MINUSCA pada Selasa mengatakan, salah satu markasnya telah dibakar selama bentrokan pada Senin, sebelum pasukan perdamaian itu memukul mundur penyerang.
Pasukan MINUSCA pun langsung mengumumkan perkuatan bala bantuan ke markas yang diserang demi melindungi sekitar 5.000 warga sipil yang mencari perlindungan ke markas tersebut.
Pertikaian bersenjata terbaru pecah antara Front Rakyat untuk Renaisans CAR (FPRC) dan Uni Perdamaian Afrika Tengah (UPC), pecahan Seleka.
Kedua faksi berjuang untuk merebut pengendalian atas pajak yang selama ini dipungut dari para penggembala Fulani selama musim migrasi saat ini.
Lambert Lissane, seorang pejabat senior FPRC, mengatakan, kelompoknya dan bekas kelompok bersenjata Seleka lainnya telah bernegosiasi dengan pemerintah.
Namun, pemimpin UPC Ali Darass tidak terlibat dalam proses negosiasi terkait upaya mengendalikan pajak dari kaum Fulani.
Pemerintah berusaha untuk mempertemukan 14 kelompok bersenjata di bawah kesepakatan perlucutan senjata untuk mengkonsolidasikan perdamaian di negara bekas koloni Perancis itu.

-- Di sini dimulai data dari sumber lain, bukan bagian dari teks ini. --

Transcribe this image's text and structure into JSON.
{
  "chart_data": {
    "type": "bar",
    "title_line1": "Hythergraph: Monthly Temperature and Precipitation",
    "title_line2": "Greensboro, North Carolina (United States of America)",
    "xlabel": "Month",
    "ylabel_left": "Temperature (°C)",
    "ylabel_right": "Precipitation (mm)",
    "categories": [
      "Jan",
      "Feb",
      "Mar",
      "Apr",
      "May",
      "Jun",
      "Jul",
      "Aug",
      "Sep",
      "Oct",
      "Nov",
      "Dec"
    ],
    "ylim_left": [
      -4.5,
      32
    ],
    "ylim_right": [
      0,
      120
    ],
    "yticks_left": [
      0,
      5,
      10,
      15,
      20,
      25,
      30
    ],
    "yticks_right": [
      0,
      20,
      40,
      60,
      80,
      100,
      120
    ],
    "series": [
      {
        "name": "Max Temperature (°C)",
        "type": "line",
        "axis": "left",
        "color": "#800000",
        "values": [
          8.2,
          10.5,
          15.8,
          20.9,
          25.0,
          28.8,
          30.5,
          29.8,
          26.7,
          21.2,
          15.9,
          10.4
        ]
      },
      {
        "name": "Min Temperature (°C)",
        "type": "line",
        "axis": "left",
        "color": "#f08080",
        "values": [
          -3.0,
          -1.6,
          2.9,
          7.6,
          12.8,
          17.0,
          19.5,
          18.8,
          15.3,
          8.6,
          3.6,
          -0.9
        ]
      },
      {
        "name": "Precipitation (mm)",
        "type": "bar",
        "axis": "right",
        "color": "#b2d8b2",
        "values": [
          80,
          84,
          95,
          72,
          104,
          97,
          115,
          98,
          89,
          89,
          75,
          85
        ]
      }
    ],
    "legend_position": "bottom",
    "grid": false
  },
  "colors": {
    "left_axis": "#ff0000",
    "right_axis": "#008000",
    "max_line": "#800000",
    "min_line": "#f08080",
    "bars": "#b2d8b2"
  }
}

Sebagai salah satu negara termiskin di dunia, CAR sedang berjuang untuk keluar dari perang saudara yang meletus pada tahun 2013 setelah penggulingan Presiden Francois Bozize, seorang Kristen, oleh koalisi pemberontak Muslim, Seleka.
Kudeta terhadap Bozize telah menyebabkan lahirnya kelompok main hakim sendiri, yakni unit "anti-Balaka" dari mayoritas Kristen, yang lalu menargetkan Seleka.